Where does it makes sense to invest in appropriate data collection where capability does not already exist? How is culture and conduct being considered as part of your overall IT transformation? How do organisations gain comfort that data governance and quality in particular with legacy systems? How does the business manage its risks and ensure its control environment is operating effectively?

How are legacy portfolios reviewed when there could be knowledge and data gaps?  What are the appropriate lead and lag metrics to monitor customer outcomes? How can the product review process be leveraged on an ongoing basis to ensure changes are having the desired effect?

Future outlook

Based on initial feedback to life insurers and the legislation for a new conduct regime that has been fast tracked for implementation, it is clear that the focus on conduct and culture is here to stay and is likely to intensify as we move into 2020.

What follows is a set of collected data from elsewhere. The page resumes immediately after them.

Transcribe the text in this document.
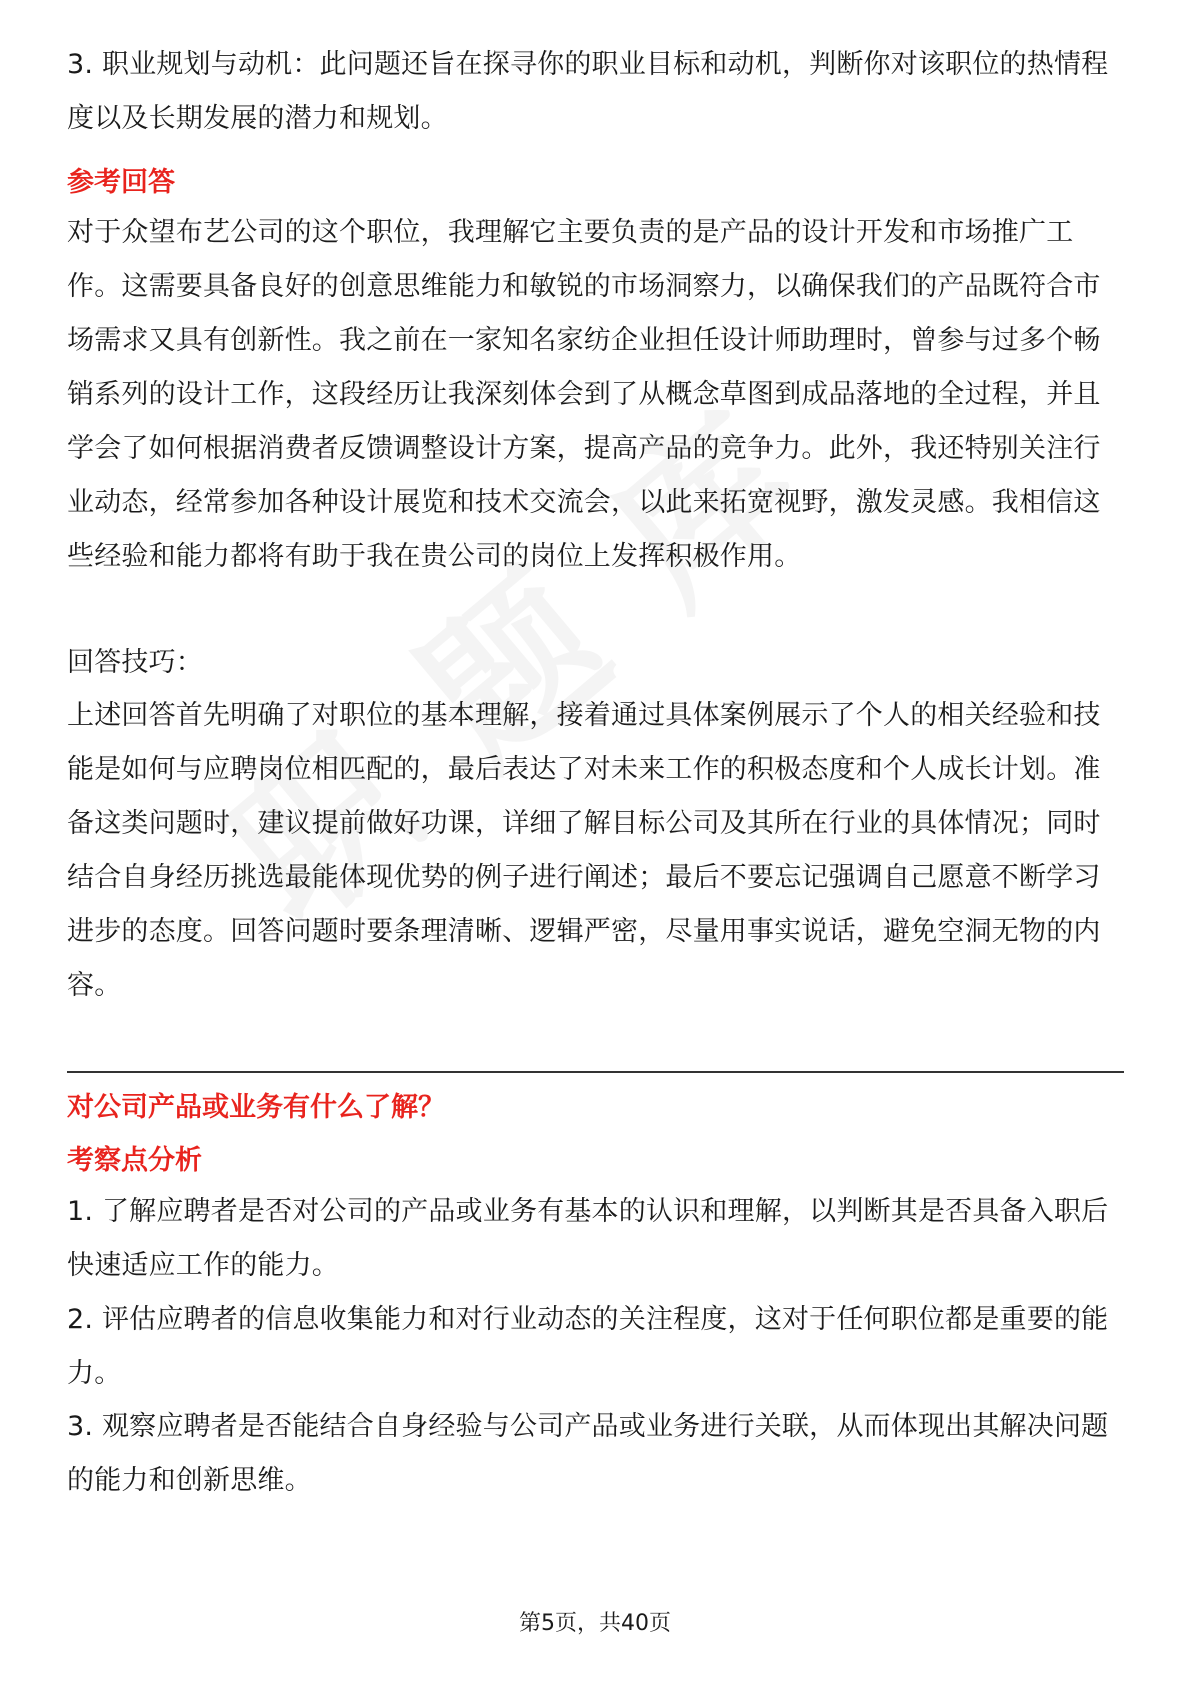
3. 职业规划与动机：此问题还旨在探寻你的职业目标和动机，判断你对该职位的热情程度以及长期发展的潜力和规划。

参考回答

对于众望布艺公司的这个职位，我理解它主要负责的是产品的设计开发和市场推广工作。这需要具备良好的创意思维能力和敏锐的市场洞察力，以确保我们的产品既符合市场需求又具有创新性。我之前在一家知名家纺企业担任设计师助理时，曾参与过多个畅销系列的设计工作，这段经历让我深刻体会到了从概念草图到成品落地的全过程，并且学会了如何根据消费者反馈调整设计方案，提高产品的竞争力。此外，我还特别关注行业动态，经常参加各种设计展览和技术交流会，以此来拓宽视野，激发灵感。我相信这些经验和能力都将有助于我在贵公司的岗位上发挥积极作用。

回答技巧：

上述回答首先明确了对职位的基本理解，接着通过具体案例展示了个人的相关经验和技能是如何与应聘岗位相匹配的，最后表达了对未来工作的积极态度和个人成长计划。准备这类问题时，建议提前做好功课，详细了解目标公司及其所在行业的具体情况；同时结合自身经历挑选最能体现优势的例子进行阐述；最后不要忘记强调自己愿意不断学习进步的态度。回答问题时要条理清晰、逻辑严密，尽量用事实说话，避免空洞无物的内容。

对公司产品或业务有什么了解？
考察点分析

1. 了解应聘者是否对公司的产品或业务有基本的认识和理解，以判断其是否具备入职后快速适应工作的能力。

2. 评估应聘者的信息收集能力和对行业动态的关注程度，这对于任何职位都是重要的能力。

3. 观察应聘者是否能结合自身经验与公司产品或业务进行关联，从而体现出其解决问题的能力和创新思维。

第5页，共40页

Customer centric focus and measurement 

Understanding customers’ needs and customer outcomes is about more than culture and conduct, it is essential for an organisation to innovate and stay competitive in a rapidly changing environment. A more customer centric focus and an improved understanding of customers’ circumstances and needs will ultimately result in higher retention and sales.

Lack of investment in this is a double-edged sword - in an increasingly more connected and open world, negative outcomes can have a significant impact on an insurer’s reputation. 

Appropriate measurement and reporting of customer outcomes is critical to enable strategic decision making; customers’ needs and financial performance should be synonymous. Use of advanced techniques for data analysis allows insurers to gain insights where data is unstructured or to identify trends and relationships that would otherwise not be possible. 

New Zealand banks and now insurers are developing customer outcome measurement tools and dashboards which have tolerances built in and allow appropriate ongoing monitoring, allowing insurers to be at the cutting edge of product design. 

There will undoubtedly be challenges the insurance market need to face up to in the foreseeable future if insurers want to get ahead of the coming conduct regime and build culture and conduct into their strategic direction.

 Insurers who are treating their conduct and culture programmes as a conduit for change rather than a compliance box ticking exercise are those who will have a competitive advantage over their competitors.